Jesus IS Our Friend

CrucifixionAt his table one day Martin Luther said, “Christ is friendlier than we are.  If I can be good to a friend, how much more will Christ be good to us!”  (LW 54:143)  In this blog post I will discuss Luther’s understanding of friendship with Christ.  Although He is much more (i.e., Lord, Savior, God), Jesus is the believer’s friend.

Even the pagan Roman philosopher, Cicero, described friendship as “an accord in all things, human and divine, conjoined with mutual goodwill and affection.” He also described true friendship as rooted in the eternal law of nature, not based on favors and seeking personal gain. (On Friendship 6.20; 9.32)  Holy Scripture similarly describes a friend as someone whose love is constant and like a brother shares in his friend’s adversity. (Proverbs 17:17)  Jesus described true friendship both as Law and Gospel when teaching his disciples:

Greater love has no one that this, that someone lay down his life for his friends. You are my friends if you do what I command you. No longer do I call you servants, for the servant does not know what his master is doing; but I have called you friends, for all that I have heard from my Father I have made known to you. (John 15:12-15)

In the late 1530’s Dr. Luther preached on these passages.  Here he described Christ as “exceedingly friendly” and “full of kindness,” who laid down His life for believers. Luther teaches that Christians will demonstrate their faith in Christ through love for one another. That is, believers do not become friends with God through love but Christ befriends them through his blood. Thereby, they will seek to live in love and reject hatred, envy, and malice.  Luther explained Christ’s words as if the Lord said:

I am not imposing a heavy burden and load on you, many sacrifices and manifold service of God, or anything that entails great expense or labor. I have imposed the Gospel, Baptism, and the Sacrament on you.  And this is no commandment; it is your treasure, which I have given you gratis….You are not ordered to do this as a service to God; you are to accept it for your own benefit, to find your salvation there if you want to be saved.  But now, since you have all received the treasure that you should have, do just this one thing: be joined together in the bonds of love. (LW 24: 252-53)

Ultimately, God demands no service from sinners to make Jesus their friend.  He makes Himself our “Friend above all friends” through His redemptive actions. However, Luther points out that God has placed believers in a body so that they may serve and assist one another in love as the result of their faith. (LW 54:253)

About Dr. Matthew Phillips

My name is C. Matthew Phillips and I am an Associate Professor of History at Concordia University, Nebraska. I completed my Ph.D. in medieval European history at Saint Louis University in 2006. My research has focused on medieval monasticism, preaching, devotion to the True Cross, and the Crusades. Additionally, I have interests in medieval and early modern European education and the writings and life of Martin Luther.

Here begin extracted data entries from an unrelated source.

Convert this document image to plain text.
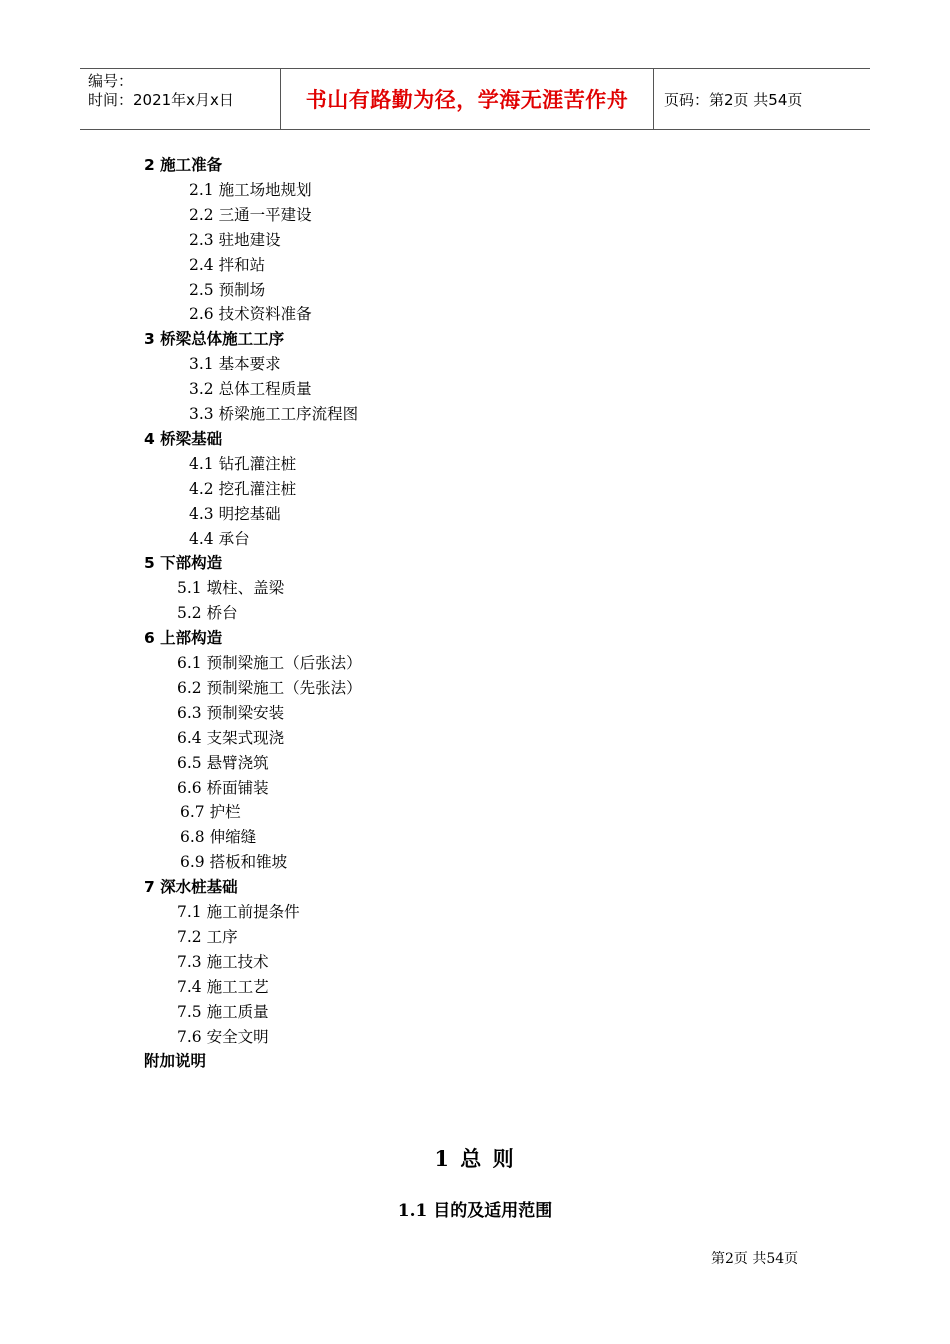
编号：
时间：2021年x月x日	书山有路勤为径，学海无涯苦作舟 页码：第2页 共54页
2 施工准备
2.1 施工场地规划
2.2 三通一平建设
2.3 驻地建设
2.4 拌和站
2.5 预制场
2.6 技术资料准备
3 桥梁总体施工工序
3.1 基本要求
3.2 总体工程质量
3.3 桥梁施工工序流程图
4 桥梁基础
4.1 钻孔灌注桩
4.2 挖孔灌注桩
4.3 明挖基础
4.4 承台
5 下部构造
5.1 墩柱、盖梁
5.2 桥台
6 上部构造
6.1 预制梁施工（后张法）
6.2 预制梁施工（先张法）
6.3 预制梁安装
6.4 支架式现浇
6.5 悬臂浇筑
6.6 桥面铺装
6.7 护栏
6.8 伸缩缝
6.9 搭板和锥坡
7 深水桩基础
7.1 施工前提条件
7.2 工序
7.3 施工技术
7.4 施工工艺
7.5 施工质量
7.6 安全文明
附加说明
1 总 则
1.1 目的及适用范围
第2页 共54页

At Concordia I teach World Civilization I, World Civilization II, Europe Since 1914, Early and Medieval Christianity, Renaissance and Reformation, The Medieval Crusades, The History of Imperial Russia and the Soviet Union, and The Modern Middle East.


Jesus IS Our Friend — 3 Comments

  1. I agree with that to a certain point. As defined by Luther, yes; Jesus is our Friend. But not in the same way that other people are, because Jesus is also our God as well.

    The problem comes when the word “friend” becomes defined a la modern American evangelicalism; i.e., that Jesus is our “hanging out buddy” who is on the same level as we are.

  2. Great post. I saw a girl wearing a Jesus is my Homeboy shirt once. That’s not the kind of friend Jesus or Luther talk about. Thanks for making that clear in your post!

  3. As far as regular dudes of modern times go, the first person coming to mind that embodied (as much as this sinful flesh will allow) this trait of genuine friendship is Dr. Sasse.

    “DR. HERMANN SASSE WAS A CONSISTENT and persistent advocate for genuine confessing Lutheranism. Sasse wanted no substitutes but only and always our Lord’s pure Gospel and Sacraments. Sasse was a friend of Christendom, for he embodied the true ecumenical spirit—not an artificial “agreeing to disagree,” or the disingenuous “reconciled diversity” that is so often put forward today as true unity in the faith. Throughout his lifetime, Hermann Sasse cultivated many friendships and earned the respect of many church officials and theologians.

    Even those who disagreed with Hermann Sasse respected his intense passion for truth, his profound commitment to Lutheranism, and his impressive knowledge of church history and dogmatic theology. Those who read these essays will quickly recognize these qualities and grow to appreciate them. Above all, Hermann Sasse was a man consumed by devotion to Christ and His church.”